Et financièrement, ça fonctionne comment ?
J’ai quelques partenaires qui m’équipent. Triumph est le principal, qui envoie la moto, qui m’habille. Mon compagnon a beaucoup contribué, on se débrouille. Je vis chichement, tout mon budget est consacré à ma passion. Le reste du temps, je vis à Paris : j’ai pas de télé, j’ai pas de canap’, je ne bois pas, ne fume pas. Il y a deux ans encore, j’étais habilleuse-costumière au théâtre quand je n’étais pas sur les routes…. Jusqu’à peu, j’avais vraiment un blocage pour demander de l’argent, pour ensuite interviewer des gens à qui je n’en donne pas. Mais j’en suis arrivée à un point où si je veux continuer, il va falloir que ça change. Mais au-delà des sponsors, faire des conférences, par exemple, donne une vraie liberté : c’est ponctuel, c’est de l’argent qui est plus clair qu’un sponsor. Ils ne viendront pas s’immiscer dans ce que tu fais de ta vie et de leur argent. Et c’est aussi la continuité d’une transmission de ce que tu as vécu sur le terrain.
Les réseaux sociaux semblent être un passage obligé pour les aventuriers, est-ce quelque chose qui te convient ?
Je suis sur Facebook et Instagram, mais j’ai l’âge que j’ai, je ne suis pas née avec. Les nouveaux aventuriers sont souvent des mecs d’école de commerce, qui fonctionnent bien dans cet écosystème, ils sont adaptés à ce monde. Si t’as pas d’images, tu n’existes pas pour les sponsors et les partenaires, et si t’as pas de budget, tu ne pars pas en expé. Je suis très mauvaise à ça, je trouve ça impudique, c’est mettre sa vie en scène. Si je fais des documentaires, c’est parce que je veux montrer les autres. Mais je vois que les gens sont demandeurs. Et si une entreprise te sponsorise c’est pour avoir une visibilité, c’est un échange, c’est comme ça. Si je veux faire passer certains de mes messages, il faut que je me donne un peu de mal. Je ne suis pas assez généreuse encore, mais je me soigne (rire).
Beaucoup d’aventuriers se définissent aujourd’hui comme “éco-aventuriers”. Ton engagement tourne plutôt autour des thèmes de la liberté et des femmes, y-a-t-il une place pour la défense de l’environnement ?
Ce serait très mal compris que je me proclame écolo en roulant avec une moto. J’ai une sensibilité écologique personnelle, mais pour l’instant ça ne fait pas partie des valeurs que je mets en avant. Évidemment, j’y pense depuis plusieurs années maintenant, parce que pour moi la liberté totale serait de pouvoir me passer de fioul, d’avoir un véhicule qui me permette une autonomie énergétique. Au-delà même de l’environnement, c’est à mes yeux une liberté sociale première et un enjeu. Mais je suis plus pour une question énergétique qui inclue l’environnement, car tout devrait être lié. Si tu n’aides pas les communautés à aller mieux, elles ne comprendront pas pourquoi elles doivent travailler sur l’environnement. Plus tu travailles avec les femmes, plus elles sont mises en avant, plus tu peux avoir une société respectueuse de ce qui l’entoure.
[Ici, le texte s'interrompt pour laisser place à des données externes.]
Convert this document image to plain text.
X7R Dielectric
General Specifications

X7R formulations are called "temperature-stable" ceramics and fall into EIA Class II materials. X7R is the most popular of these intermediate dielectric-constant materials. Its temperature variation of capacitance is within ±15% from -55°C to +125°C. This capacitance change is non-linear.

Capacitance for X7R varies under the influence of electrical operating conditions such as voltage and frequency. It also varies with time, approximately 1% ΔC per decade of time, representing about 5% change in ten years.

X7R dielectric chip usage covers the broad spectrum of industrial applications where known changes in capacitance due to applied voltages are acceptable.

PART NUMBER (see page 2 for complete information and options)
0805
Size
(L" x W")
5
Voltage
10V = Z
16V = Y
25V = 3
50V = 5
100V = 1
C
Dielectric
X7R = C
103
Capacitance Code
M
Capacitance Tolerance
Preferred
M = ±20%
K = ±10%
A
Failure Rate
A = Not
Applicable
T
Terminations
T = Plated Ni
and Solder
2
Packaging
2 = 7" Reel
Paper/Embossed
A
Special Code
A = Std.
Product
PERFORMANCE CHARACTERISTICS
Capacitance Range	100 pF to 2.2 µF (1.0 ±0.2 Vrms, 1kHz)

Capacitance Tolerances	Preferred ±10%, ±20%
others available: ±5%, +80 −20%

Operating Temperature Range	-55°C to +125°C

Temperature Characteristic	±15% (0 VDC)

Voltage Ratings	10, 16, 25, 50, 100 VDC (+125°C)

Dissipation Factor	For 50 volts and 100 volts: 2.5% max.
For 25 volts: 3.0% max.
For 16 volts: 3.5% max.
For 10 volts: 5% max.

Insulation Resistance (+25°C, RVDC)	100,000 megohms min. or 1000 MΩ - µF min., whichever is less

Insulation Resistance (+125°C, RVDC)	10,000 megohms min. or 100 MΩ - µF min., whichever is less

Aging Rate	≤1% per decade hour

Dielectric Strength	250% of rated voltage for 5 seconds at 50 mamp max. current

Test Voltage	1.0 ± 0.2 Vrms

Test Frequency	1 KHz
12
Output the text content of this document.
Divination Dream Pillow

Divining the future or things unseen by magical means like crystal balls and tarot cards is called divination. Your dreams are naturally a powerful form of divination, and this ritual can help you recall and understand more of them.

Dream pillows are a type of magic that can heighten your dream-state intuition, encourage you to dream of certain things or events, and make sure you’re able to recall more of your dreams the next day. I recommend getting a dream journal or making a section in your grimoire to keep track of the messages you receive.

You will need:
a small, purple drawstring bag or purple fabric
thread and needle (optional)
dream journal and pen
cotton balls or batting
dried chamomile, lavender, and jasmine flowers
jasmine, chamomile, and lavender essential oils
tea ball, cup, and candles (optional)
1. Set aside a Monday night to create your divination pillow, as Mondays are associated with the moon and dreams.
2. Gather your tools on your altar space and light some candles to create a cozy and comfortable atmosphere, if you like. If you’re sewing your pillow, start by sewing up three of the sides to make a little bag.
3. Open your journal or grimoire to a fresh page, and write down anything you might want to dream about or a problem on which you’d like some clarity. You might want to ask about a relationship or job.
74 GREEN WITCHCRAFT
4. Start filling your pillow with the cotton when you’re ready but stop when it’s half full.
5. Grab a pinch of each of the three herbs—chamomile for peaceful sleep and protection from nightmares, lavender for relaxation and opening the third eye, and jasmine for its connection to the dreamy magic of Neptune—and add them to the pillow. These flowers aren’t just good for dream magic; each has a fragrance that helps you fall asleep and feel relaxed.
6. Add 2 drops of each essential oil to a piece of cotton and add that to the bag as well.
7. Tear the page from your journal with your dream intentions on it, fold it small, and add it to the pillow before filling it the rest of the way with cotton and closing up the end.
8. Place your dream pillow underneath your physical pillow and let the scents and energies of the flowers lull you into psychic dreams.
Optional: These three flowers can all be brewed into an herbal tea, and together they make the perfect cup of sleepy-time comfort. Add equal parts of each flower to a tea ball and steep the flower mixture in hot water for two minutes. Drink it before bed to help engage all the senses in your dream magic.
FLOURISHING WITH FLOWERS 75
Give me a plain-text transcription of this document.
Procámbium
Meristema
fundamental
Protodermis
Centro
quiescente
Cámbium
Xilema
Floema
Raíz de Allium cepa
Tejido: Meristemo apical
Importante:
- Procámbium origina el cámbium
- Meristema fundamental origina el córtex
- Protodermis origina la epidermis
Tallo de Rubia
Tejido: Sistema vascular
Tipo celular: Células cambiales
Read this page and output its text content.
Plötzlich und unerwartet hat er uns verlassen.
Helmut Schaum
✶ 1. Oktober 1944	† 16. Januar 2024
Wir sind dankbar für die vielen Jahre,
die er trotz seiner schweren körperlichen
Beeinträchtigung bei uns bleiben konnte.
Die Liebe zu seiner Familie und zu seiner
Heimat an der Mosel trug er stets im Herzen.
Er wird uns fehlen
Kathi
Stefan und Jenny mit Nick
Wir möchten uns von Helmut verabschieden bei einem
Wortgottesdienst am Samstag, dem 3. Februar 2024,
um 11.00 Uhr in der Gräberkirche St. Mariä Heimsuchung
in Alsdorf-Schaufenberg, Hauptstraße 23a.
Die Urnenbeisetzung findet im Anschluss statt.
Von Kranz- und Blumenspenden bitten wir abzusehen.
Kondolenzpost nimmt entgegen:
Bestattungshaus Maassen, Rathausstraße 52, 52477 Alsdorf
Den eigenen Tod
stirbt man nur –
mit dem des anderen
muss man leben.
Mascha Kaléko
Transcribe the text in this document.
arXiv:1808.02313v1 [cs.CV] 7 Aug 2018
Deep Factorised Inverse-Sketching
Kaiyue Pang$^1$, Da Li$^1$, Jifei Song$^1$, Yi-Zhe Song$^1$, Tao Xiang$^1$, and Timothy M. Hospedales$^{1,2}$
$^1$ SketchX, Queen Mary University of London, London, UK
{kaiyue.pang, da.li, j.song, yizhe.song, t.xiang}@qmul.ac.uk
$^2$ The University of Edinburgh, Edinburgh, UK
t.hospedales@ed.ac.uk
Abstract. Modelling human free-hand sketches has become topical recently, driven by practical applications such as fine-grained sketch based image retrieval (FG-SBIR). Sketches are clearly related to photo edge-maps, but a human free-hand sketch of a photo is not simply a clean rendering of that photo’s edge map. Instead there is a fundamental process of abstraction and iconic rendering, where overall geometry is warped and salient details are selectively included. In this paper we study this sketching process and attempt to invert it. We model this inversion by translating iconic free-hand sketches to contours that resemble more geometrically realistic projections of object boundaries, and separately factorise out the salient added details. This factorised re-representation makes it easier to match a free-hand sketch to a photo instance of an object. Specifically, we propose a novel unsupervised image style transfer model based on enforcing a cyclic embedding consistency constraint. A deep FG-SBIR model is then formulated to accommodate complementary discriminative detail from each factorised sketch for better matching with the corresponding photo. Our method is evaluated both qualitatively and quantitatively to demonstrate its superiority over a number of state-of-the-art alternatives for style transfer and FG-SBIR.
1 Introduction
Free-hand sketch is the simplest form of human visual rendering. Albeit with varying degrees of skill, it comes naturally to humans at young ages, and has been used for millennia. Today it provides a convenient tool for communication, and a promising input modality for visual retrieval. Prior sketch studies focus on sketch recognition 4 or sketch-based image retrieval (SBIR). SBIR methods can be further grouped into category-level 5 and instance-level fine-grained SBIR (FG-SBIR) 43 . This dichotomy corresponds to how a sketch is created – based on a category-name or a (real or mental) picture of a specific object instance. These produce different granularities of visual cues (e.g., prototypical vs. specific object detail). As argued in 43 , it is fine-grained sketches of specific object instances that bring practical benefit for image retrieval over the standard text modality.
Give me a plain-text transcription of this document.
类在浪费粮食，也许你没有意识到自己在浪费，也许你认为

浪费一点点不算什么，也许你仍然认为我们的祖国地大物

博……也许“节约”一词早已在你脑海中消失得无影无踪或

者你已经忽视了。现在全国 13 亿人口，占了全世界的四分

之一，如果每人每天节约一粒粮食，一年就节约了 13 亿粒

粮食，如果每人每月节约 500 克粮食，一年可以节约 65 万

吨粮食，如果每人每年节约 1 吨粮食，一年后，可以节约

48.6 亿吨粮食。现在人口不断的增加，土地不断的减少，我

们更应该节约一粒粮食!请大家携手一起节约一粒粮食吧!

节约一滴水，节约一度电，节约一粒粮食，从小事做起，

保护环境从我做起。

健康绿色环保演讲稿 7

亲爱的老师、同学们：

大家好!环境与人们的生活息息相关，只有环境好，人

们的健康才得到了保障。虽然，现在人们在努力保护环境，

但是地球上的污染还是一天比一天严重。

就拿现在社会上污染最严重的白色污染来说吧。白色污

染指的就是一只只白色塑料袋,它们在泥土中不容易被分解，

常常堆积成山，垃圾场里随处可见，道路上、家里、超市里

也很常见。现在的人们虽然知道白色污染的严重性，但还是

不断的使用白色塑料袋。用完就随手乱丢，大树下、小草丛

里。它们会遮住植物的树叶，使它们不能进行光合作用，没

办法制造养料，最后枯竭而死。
Pour autant, je ne suis pas dans cette nouvelle vague qui affirme par exemple que l’on ne doit plus prendre l’avion, Pouvoir se déplacer, la mobilité, est un droit qui doit aussi exister. Ma lutte globale serait plus contre les extrémismes quels qu’ils soient. On a tous des contradictions, on doit travailler avec, on ne peut pas être bons partout. On ne peut que tenter de faire bien.
Ta prochaine aventure ?
Elle est enclenchée dans ma tête. J’aimerais beaucoup aller en Arabie Saoudite, au Moyen-Orient. Il y a un an, les femmes ont obtenu le droit de conduire, c’est très frais, ça m’intéresse d’y aller à maintenant, quitte à y retourner après.
J’ai aussi envie de revenir en Europe. Après avoir posé la question de la liberté dans tant d’endroits, quelles seront les réponses ici ?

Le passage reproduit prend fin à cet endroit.